A pequena “grande” Holanda

Normalmente são apontados seis Estados-membros (EM’s) como os mais poderosos de uma futura União Europeia (UE) alargada a Leste: Alemanha, Reino Unido, França, Itália, Espanha e Polónia. No entanto, a Holanda, quer através da sua centralidade intrínseca quer através da especial influência que exerce no Benelux deve ser, na minha perspectiva, incluída nesse grupo restrito. É de notar, a título de curiosidade, que o Benelux imiscui-se claramente entre os “grandes” aquando da definição, no Tratado de Nice (ainda não em vigor), da futura ponderação dos votos no Conselho e da composição das outras instituições. No Conselho, por exemplo, Alemanha, Reino Unido, França e Itália terão 29 votos, sendo que o Benelux, no seu conjunto, possuirá exactamente o mesmo número. Espanha e Polónia terão 27. No entanto, os votos constituem, segundo o novo Tratado, apenas um dos critérios de votação. Um outro será o número de Estados sendo que, neste último critério, o Benelux, obviamente, conta por três...
Nesta perspectiva, evoluções nas posições da Holanda (país fundador da UE que, historicamente, tem vindo a apostar fortemente no processo de integração) podem ter consequências para o processo de integração europeia de muito maior alcance do que as que a respectiva dimensão eventualmente faria supor.
Membro “natural” do núcleo fundador da União Económica e Monetária, a Holanda encontra-se quer entre os maiores defensores do rigor orçamental e do cumprimento do Pacto de Estabilidade e Crescimento, quer entre os mais cépticos relativamente à necessidade de criar um pólo de poder que equilibre, no que toca à Política Económica, a influência do Banco Central Europeu.
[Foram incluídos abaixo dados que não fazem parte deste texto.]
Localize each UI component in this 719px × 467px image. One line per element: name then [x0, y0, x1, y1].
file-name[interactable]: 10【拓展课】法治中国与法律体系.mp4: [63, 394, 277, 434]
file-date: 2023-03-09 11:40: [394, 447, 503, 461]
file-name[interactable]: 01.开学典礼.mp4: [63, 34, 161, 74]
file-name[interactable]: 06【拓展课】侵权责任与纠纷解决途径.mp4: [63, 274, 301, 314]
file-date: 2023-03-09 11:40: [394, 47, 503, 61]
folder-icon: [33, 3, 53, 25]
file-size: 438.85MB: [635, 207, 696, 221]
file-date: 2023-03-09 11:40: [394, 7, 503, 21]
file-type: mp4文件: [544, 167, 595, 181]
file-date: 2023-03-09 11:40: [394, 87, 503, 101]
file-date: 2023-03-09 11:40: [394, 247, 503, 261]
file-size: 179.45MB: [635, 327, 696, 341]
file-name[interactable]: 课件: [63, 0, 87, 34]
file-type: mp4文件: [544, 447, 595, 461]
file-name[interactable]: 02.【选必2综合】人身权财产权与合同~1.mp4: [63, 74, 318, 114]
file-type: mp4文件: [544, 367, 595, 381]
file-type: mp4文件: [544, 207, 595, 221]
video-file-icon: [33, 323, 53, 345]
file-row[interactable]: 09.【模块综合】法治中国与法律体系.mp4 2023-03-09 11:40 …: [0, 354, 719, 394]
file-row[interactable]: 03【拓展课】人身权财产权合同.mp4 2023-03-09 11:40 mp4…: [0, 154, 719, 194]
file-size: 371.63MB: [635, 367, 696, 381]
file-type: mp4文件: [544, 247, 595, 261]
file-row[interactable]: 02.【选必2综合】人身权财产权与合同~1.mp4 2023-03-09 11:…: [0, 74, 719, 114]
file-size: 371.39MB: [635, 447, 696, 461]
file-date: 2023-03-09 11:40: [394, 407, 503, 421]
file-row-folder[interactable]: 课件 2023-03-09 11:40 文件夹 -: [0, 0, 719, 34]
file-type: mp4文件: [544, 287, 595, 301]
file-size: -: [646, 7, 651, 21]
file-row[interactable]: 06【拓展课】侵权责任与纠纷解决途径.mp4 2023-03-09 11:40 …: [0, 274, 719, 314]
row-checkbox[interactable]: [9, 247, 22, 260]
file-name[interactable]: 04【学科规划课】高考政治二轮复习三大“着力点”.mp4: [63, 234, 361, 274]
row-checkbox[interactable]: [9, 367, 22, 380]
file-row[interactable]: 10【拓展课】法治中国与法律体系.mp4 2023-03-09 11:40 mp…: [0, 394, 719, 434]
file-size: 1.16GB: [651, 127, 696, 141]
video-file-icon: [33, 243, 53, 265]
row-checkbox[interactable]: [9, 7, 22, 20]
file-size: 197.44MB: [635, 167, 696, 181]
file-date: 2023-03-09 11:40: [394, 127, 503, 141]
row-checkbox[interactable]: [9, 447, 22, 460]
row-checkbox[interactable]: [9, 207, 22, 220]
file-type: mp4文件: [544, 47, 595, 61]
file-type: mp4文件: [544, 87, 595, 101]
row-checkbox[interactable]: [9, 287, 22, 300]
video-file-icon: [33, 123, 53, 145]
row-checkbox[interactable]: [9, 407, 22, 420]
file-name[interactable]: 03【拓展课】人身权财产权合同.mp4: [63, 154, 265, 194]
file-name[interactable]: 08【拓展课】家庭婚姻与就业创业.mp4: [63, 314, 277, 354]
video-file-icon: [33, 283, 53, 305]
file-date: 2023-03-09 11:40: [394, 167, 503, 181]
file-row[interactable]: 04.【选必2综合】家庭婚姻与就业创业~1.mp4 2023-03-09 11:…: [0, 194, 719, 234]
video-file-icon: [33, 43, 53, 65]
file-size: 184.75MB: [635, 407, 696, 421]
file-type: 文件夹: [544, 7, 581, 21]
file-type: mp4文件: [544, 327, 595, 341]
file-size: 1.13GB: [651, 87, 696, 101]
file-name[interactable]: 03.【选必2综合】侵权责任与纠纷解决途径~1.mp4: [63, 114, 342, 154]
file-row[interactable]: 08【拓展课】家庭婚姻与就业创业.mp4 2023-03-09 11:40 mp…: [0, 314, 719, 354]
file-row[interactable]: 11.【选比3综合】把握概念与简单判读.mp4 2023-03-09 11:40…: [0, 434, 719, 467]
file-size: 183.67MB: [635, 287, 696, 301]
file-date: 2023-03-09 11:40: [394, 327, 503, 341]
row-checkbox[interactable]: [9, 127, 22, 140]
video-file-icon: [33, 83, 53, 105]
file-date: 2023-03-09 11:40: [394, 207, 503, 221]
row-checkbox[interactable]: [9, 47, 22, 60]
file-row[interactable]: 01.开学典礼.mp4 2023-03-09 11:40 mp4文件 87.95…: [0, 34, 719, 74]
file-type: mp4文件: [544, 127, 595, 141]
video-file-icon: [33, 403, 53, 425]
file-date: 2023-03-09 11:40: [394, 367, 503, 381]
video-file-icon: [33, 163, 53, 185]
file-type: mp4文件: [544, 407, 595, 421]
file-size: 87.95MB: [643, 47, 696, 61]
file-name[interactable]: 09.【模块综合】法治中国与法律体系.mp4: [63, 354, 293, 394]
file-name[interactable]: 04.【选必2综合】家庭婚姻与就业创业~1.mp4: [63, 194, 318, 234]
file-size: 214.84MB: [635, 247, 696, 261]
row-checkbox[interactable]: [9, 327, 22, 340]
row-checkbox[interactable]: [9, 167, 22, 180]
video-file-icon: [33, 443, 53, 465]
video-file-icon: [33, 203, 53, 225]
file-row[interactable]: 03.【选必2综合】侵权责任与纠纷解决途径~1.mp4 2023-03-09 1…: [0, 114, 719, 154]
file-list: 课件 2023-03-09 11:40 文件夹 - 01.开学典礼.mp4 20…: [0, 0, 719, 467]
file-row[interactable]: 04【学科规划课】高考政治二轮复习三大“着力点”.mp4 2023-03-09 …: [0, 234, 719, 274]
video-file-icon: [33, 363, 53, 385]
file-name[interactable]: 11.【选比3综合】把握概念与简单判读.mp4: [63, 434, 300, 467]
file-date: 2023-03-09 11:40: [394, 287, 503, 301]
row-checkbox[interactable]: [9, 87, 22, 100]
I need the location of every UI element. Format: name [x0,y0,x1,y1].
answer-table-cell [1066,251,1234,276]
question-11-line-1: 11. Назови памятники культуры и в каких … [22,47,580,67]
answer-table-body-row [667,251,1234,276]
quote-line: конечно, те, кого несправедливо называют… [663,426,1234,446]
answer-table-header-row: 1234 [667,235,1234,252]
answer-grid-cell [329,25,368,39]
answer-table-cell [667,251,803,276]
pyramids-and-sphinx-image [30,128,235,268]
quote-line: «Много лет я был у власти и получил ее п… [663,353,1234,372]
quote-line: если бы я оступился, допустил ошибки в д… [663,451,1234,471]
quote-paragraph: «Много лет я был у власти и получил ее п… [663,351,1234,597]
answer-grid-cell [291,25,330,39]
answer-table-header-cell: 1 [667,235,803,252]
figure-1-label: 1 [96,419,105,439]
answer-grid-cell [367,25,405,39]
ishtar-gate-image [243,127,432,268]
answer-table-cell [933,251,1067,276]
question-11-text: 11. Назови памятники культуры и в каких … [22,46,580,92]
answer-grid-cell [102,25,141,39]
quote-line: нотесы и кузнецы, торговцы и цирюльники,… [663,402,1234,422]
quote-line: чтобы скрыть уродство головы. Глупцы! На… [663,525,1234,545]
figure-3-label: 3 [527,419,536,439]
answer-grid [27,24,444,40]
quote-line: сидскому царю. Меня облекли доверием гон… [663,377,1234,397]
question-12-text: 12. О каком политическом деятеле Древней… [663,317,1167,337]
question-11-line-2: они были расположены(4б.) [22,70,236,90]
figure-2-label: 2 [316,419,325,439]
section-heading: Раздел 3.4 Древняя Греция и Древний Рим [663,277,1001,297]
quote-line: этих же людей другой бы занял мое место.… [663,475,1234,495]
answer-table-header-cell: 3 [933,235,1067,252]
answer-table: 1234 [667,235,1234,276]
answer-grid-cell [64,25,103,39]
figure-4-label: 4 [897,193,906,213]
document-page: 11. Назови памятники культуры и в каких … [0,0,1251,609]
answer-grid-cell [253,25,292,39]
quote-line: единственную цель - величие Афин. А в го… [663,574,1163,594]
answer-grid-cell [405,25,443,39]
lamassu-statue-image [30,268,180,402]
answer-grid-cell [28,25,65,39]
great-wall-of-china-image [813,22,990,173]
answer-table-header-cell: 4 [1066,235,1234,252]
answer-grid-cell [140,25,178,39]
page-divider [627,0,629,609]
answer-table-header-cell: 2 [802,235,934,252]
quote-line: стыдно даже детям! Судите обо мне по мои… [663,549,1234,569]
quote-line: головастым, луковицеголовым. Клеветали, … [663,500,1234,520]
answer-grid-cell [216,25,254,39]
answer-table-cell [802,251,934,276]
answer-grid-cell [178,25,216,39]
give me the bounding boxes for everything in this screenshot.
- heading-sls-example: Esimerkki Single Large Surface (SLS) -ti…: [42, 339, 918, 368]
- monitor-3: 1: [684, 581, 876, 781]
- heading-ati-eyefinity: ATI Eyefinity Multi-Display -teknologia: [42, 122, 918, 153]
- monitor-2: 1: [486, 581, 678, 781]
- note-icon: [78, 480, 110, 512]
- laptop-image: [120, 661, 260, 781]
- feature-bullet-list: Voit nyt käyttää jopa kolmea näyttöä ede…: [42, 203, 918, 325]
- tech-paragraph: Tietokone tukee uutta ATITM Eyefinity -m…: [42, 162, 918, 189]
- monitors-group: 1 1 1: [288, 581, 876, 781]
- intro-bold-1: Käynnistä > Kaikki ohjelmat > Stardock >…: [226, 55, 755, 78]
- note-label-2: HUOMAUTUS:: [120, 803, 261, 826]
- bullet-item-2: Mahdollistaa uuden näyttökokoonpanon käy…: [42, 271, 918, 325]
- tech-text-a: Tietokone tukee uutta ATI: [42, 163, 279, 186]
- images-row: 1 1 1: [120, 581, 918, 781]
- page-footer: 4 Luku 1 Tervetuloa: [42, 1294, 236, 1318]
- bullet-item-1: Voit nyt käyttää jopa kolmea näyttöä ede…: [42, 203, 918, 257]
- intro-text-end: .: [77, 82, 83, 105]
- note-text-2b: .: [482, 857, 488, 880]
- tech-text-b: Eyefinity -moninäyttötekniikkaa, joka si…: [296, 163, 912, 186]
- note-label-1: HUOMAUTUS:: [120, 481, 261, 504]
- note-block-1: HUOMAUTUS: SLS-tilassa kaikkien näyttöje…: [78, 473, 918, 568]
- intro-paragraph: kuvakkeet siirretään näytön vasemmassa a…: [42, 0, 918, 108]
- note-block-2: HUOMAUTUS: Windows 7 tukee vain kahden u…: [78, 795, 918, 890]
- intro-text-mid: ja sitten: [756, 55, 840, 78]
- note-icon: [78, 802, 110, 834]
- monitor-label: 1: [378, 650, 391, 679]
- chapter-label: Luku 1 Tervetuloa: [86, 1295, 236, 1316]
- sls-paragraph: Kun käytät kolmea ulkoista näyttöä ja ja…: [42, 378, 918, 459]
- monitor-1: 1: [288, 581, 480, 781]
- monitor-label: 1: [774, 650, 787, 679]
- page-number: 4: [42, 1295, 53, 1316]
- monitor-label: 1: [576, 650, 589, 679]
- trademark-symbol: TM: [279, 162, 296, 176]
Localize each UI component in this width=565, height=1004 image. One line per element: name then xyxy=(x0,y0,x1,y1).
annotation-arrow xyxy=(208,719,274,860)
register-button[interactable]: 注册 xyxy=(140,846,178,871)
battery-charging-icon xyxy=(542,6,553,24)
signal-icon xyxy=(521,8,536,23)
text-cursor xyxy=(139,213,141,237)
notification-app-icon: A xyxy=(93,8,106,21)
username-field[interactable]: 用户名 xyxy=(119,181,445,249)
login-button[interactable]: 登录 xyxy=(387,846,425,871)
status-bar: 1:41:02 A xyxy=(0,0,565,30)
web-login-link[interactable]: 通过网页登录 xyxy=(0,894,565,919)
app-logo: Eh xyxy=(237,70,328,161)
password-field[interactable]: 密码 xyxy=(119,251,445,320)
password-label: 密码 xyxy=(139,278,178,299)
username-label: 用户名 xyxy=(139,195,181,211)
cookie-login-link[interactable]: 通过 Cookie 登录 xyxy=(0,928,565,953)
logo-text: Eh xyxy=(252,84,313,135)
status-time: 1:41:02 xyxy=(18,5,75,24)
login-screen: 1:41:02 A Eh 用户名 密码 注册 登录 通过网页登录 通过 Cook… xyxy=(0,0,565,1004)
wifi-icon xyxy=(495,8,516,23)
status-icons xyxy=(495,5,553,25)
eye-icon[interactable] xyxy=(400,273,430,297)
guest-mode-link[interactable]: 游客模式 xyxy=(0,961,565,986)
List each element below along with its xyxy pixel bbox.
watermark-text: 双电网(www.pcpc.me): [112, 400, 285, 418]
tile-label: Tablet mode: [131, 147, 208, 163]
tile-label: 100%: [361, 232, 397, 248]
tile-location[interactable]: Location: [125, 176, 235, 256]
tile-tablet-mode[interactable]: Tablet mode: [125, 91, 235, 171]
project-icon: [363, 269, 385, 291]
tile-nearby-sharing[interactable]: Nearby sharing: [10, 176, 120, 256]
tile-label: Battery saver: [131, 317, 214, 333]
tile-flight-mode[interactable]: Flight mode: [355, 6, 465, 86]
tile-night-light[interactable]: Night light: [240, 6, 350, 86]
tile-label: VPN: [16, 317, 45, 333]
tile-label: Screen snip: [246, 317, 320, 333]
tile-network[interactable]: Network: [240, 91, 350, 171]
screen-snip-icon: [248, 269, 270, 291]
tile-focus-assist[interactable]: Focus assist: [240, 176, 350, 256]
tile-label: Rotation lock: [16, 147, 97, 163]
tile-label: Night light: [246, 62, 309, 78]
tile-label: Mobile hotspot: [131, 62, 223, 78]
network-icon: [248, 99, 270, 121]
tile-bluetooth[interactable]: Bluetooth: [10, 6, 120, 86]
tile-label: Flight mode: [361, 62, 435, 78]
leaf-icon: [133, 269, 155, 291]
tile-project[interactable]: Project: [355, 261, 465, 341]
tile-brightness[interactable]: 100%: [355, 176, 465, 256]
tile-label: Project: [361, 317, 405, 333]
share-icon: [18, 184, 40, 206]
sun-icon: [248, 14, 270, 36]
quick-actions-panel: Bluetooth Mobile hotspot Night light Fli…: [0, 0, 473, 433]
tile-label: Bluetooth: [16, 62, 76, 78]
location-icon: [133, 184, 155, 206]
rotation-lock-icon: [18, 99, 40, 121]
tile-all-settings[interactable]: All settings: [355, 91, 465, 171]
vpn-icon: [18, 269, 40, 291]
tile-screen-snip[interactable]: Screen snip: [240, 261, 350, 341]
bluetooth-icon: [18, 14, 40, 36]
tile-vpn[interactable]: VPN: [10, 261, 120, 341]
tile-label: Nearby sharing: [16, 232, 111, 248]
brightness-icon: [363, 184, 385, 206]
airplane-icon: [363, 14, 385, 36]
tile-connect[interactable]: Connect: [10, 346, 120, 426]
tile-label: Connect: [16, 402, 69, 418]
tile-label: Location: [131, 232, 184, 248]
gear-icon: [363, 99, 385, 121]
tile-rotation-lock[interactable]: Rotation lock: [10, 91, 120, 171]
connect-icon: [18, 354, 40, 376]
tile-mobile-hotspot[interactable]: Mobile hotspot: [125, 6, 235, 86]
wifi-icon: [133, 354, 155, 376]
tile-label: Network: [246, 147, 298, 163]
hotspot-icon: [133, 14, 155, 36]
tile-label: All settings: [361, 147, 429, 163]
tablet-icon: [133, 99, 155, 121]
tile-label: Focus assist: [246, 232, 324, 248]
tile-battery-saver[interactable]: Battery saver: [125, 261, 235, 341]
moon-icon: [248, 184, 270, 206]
Contribuindo mais que França e Itália para o “magro” orçamento comunitário, a Holanda tem especial interesse em reformas das Políticas Comuns (a Política Agrícola Comum é apenas um dos exemplos – o mais premente neste momento) que obstem a um significativo crescimento orçamental (e, logo, das suas contribuições) no pós-alargamento da UE. Isto não quer dizer que a Holanda seja céptica em relação a este processo. De facto, ela é um dos EM’s mais favoráveis a um alargamento amplo da UE aos países da Europa Central, Oriental e Báltica, sendo já muito assinaláveis os fluxos de investimento holandês que têm esses países como destino. Tradicionalmente próxima dos EUA, a Holanda é igualmente favorável ao alargamento da NATO, revendo-se numa Política Europeia de Segurança e Defesa que seja complementar (mais do que concorrencial) com a actuação dos EUA no mundo e em políticas na área da Justiça e Assuntos Internos que consubstanciem um reforço das responsabilidades europeias no combate ao terrorismo e à imigração ilegal.
Assim, a Holanda constitui-se, cada vez mais, como peça fundamental da “engrenagem” europeia, desempenhando um papel de actor charneira (simultaneamente influente e dependente), de ligação entre os múltiplos elementos do sistema UE. Sem dúvida, um actor a considerar por Portugal nas suas opções europeias, atrevendo-me mesmo a levantar uma questão um pouco provocatória nos tempos que correm: deverá Portugal continuar claramente focado na “frente ibérica” (de forma a garantir um parceiro forte em tudo que esteja relacionado com fundos comunitários – pelo menos a curto prazo) ou poderá o nosso país proceder a uma diversificação das suas opções estratégicas, optando, por exemplo, por tentar fazer crescer (cedendo em algumas questões e optando por um conjunto – difícil – de reformas) a relativa convergência de posições que tem com o Benelux liderado pela Holanda?